Ce livre développe abondamment les réponses à ces questions; permettez-moi de me centrer sur un point qui m’intéresse particulièrement : quel impact, ce mouvement, initié aux USA et au Japon, a-t-il sur le manager français ?

Il faut bien prendre en compte que nous n’avons pas tous la même conception de l’entreprise : la conception anglo-saxonne considère l’entreprise comme un lieu d’organisation rationnelle portant en même temps une dimension de vérité et une établissant une distinction entre gagnants et les perdants dans cette lutte compétitive.

La conception asiatique de l’entreprise intègre un modèle de comportement lié aux notions de destin et de devoir, plus que sur la notion de droit. La forte population japonaise implique une concurrence très élevée entre ses individus dans un environnement imprégné de la nécessité de survie, mais la lutte fratricide est évitée par l’ancrage d’un sens du devoir très profond. Ce respect du devoir est soutenu par une culture apportant ses modèles comportementaux : le shintoïsme avec les notions de fidélité et obéissance, le confucianisme met l’accent sur le consensus et l’harmonie dans les relations sociales, et le bouddhisme apporte une philosophie de non-soi.
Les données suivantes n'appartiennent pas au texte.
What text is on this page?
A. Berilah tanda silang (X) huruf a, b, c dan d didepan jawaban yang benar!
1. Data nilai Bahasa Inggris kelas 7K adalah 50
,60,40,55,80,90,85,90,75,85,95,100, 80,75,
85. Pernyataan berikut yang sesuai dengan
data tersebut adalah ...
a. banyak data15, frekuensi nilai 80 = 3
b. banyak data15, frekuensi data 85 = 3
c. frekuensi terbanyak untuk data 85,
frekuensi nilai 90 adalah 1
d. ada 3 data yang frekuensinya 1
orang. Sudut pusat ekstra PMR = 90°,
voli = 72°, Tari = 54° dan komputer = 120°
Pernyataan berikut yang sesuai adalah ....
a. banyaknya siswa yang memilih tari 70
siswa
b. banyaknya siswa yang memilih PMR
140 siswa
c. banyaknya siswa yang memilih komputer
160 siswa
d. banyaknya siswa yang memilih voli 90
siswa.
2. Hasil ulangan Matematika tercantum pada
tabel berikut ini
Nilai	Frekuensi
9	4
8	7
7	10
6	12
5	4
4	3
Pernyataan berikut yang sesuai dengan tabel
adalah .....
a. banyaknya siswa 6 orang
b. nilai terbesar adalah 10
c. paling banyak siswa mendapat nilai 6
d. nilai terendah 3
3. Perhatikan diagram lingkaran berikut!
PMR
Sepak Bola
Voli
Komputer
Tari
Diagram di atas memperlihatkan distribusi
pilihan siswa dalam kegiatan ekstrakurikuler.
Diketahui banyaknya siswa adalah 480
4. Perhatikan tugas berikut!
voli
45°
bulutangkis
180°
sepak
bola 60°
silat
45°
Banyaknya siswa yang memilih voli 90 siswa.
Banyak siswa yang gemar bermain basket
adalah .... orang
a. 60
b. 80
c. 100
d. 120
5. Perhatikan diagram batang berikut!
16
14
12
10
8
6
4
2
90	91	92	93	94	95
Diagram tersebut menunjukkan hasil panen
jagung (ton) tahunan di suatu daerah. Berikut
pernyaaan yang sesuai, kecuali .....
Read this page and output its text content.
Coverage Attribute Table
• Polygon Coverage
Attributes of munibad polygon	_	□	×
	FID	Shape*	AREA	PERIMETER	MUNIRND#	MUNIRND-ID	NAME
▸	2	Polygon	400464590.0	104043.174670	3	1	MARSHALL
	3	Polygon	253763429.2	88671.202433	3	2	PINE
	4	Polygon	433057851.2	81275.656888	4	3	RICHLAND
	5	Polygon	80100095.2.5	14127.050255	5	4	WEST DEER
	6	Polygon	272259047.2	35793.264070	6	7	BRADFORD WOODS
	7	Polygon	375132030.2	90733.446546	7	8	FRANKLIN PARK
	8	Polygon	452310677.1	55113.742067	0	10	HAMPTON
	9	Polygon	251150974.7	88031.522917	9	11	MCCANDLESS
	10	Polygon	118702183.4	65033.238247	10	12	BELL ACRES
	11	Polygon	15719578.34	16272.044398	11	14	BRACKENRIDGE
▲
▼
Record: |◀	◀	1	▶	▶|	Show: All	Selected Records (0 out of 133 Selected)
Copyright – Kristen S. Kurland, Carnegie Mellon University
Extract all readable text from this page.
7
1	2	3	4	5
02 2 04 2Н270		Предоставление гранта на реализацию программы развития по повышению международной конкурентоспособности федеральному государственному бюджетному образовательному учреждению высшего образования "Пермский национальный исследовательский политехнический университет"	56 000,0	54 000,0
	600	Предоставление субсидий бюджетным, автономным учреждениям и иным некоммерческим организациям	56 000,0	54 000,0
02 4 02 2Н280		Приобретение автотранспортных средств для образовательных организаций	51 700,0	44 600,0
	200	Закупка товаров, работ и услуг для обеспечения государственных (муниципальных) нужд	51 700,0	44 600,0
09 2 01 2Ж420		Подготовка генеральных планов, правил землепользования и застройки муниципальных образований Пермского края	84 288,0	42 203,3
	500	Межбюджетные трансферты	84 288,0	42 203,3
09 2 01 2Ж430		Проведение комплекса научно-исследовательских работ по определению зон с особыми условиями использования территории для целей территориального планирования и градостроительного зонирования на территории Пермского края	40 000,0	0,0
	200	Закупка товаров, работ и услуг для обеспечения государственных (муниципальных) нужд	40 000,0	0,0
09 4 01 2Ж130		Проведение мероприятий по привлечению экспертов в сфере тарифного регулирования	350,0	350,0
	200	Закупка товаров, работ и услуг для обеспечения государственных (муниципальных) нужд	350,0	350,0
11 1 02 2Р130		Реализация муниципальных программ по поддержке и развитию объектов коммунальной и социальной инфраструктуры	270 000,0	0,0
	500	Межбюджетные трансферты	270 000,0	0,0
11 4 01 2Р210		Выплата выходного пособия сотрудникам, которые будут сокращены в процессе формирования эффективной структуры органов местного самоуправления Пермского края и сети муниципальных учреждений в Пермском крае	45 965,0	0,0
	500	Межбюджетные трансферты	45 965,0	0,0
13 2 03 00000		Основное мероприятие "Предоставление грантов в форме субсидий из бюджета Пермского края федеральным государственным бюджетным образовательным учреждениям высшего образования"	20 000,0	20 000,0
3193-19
Le modèle français intègre plutôt une attitude visant à atténuer les conflits dans la concurrence, et privilégie d’avantage la qualité de vie et l’égalité à la réussite économique. Un autre obstacle à la performance réside dans un fort respect de la dignité individuelle par lequel chacun tend à vouloir faire son chemin sans se soucier de ce que pense son entourage.

Pour pallier cet individualisme obstacle aux objectifs de l’entreprise, bon nombre de projets en France émergent et tentent d’instaurer une communion identitaire par la mise en avant de valeurs porteuses de dynamisme, de principes d’actions plus directifs, et par intégration des impératifs concurrentiels avec les mêmes procédés de diffusion que les modèles anglo-saxons, efficaces lorsqu’ils sont connus et acceptés de tous. Ces projets présentent une éthique de travail visant en quelque sorte à sauver l’entreprise d’une mise à l’écart imposée par ses concurrents internationaux.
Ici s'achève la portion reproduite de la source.